I decided, a real spur of the moment thing - I’ll go to Israel, do some research – as you do. I ended up working for the Department of Antiquities in Jerusalem. This led to my obtaining a degree in archaeology. I worked on sites in the UK, Israel, Sudan and Syria.
Then, while living in a house in Tite Street, Chelsea, next door to where Oscar Wilde used to live, I had a chance encounter with a film director at a dinner party. Following that 'chance' meeting, I began a career as a researcher, script writer and filmmaker – serendipity you see.

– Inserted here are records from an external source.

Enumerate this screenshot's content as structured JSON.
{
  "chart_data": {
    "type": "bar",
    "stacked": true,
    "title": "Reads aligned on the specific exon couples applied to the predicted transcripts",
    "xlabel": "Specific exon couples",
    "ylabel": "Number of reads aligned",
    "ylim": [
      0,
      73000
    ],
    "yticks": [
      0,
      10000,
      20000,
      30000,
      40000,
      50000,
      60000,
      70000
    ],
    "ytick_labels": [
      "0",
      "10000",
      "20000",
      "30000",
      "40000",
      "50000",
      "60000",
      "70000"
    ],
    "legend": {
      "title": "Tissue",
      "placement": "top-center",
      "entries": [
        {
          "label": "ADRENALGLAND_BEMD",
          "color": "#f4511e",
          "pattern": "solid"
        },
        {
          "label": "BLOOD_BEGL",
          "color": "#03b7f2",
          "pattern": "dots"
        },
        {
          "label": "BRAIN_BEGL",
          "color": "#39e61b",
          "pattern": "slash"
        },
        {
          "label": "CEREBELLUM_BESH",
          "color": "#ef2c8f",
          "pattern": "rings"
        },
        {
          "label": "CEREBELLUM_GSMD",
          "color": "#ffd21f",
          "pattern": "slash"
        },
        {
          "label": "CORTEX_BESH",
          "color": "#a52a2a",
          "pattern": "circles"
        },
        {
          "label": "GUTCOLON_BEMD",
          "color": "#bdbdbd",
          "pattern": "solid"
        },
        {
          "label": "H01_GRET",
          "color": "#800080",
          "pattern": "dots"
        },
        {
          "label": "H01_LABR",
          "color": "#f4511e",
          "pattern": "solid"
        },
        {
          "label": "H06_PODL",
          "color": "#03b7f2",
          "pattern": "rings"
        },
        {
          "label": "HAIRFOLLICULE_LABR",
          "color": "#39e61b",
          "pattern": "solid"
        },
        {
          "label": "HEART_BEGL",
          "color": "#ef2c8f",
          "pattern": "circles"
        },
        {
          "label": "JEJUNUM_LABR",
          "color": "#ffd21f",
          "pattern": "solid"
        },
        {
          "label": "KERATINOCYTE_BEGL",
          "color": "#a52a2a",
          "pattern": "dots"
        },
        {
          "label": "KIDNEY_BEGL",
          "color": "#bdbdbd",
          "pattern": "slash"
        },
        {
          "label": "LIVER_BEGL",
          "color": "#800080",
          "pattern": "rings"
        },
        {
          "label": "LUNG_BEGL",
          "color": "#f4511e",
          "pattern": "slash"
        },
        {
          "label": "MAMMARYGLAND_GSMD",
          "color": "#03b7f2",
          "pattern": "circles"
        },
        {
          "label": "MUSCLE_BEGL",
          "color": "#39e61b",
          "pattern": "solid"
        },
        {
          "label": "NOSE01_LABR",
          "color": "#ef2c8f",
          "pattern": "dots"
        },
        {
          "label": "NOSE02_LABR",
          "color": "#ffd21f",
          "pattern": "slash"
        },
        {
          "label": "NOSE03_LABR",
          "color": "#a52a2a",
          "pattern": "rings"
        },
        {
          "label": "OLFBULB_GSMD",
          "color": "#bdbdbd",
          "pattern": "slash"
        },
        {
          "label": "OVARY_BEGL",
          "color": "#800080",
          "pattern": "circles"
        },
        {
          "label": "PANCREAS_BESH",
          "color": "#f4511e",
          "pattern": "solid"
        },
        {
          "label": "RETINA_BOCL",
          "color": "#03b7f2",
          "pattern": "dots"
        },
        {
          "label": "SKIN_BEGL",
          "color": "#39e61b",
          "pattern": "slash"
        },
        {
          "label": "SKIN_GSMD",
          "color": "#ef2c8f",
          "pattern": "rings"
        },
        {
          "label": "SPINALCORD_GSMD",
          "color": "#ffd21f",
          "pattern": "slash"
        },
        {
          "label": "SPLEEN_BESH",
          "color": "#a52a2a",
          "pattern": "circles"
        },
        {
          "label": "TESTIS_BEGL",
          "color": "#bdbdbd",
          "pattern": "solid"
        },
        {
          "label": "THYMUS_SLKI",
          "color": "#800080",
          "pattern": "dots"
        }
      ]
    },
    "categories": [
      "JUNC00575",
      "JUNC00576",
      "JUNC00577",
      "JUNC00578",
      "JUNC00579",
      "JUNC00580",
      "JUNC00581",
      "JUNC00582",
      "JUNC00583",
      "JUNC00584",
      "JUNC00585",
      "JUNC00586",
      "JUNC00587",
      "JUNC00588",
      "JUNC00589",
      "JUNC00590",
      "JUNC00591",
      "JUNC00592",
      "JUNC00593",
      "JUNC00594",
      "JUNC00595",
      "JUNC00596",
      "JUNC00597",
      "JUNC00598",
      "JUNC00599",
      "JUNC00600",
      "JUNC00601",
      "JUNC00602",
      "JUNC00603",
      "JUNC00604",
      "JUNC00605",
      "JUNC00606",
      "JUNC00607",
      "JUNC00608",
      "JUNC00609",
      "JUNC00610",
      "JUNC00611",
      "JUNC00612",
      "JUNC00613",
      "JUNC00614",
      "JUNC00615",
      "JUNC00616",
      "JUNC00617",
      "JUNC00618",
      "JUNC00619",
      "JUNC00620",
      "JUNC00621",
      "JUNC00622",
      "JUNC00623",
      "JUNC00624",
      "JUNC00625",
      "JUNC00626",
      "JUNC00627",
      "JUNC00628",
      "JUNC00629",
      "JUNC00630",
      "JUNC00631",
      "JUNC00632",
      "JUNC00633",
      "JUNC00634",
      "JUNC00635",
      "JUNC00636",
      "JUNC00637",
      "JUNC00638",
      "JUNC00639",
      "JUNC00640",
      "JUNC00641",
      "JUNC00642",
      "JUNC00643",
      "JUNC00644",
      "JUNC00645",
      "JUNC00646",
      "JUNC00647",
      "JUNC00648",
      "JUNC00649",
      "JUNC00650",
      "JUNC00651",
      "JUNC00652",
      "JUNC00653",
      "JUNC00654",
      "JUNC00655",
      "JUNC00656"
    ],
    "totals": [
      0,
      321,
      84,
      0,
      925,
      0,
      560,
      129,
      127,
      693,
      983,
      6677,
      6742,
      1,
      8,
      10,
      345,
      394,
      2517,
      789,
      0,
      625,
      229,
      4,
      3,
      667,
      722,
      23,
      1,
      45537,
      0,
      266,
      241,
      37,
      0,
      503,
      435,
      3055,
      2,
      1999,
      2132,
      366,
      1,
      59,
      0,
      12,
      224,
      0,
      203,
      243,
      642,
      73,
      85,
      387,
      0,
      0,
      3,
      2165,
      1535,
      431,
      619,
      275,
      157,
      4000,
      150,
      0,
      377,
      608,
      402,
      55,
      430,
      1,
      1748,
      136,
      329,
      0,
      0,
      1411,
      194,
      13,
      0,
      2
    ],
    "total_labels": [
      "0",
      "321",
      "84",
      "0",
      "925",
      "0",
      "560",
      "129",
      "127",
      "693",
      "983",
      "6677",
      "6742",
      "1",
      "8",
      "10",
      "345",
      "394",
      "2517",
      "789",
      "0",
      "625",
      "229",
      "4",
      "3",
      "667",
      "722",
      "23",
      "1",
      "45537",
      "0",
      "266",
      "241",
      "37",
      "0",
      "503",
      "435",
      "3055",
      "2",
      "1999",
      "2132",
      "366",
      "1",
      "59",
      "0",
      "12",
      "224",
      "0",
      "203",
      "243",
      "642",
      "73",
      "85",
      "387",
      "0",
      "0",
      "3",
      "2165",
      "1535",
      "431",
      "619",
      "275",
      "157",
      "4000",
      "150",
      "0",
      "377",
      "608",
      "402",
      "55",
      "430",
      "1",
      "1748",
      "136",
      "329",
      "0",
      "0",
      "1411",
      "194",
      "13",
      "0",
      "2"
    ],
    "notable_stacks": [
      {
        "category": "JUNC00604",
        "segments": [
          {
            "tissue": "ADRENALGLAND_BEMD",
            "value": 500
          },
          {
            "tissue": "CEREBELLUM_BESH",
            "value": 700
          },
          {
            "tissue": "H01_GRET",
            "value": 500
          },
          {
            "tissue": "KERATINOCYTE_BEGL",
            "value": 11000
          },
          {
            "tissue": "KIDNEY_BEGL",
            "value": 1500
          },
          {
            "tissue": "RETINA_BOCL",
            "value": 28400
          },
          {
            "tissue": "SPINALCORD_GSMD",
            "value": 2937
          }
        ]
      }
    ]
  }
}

A further fortuitous meeting, resulted in my working as a freelance, foreign news journalist for the BBC and NBC.
Finally, after meeting my wife, I moved to Lincoln where I was employed as a lecturer in English, film theory and production at Lincoln College and Lincoln University. I had my own music show on local radio, playing all that rock, blues and psychedelic music, I had loved so much back in the day – reliving memories you see, listening to John Peel’s Perfumed Garden over fifty years ago. The circle of life.
However, life has a habit of throwing curve balls. Covid struck. I was forced to retire. I was made redundant, then diagnosed with bowel cancer. I thought hell, don’t drop the ball now. While I was recuperating after successful surgery, I was wondering what I was going to do with my brain. Then I had a thought, that idea I had for that story almost fifty years ago. It was still there, locked away in a dusty, forgotten room in my subconscious, waiting. Two years later it became Dreams of Eden, the story I hope you are reading now.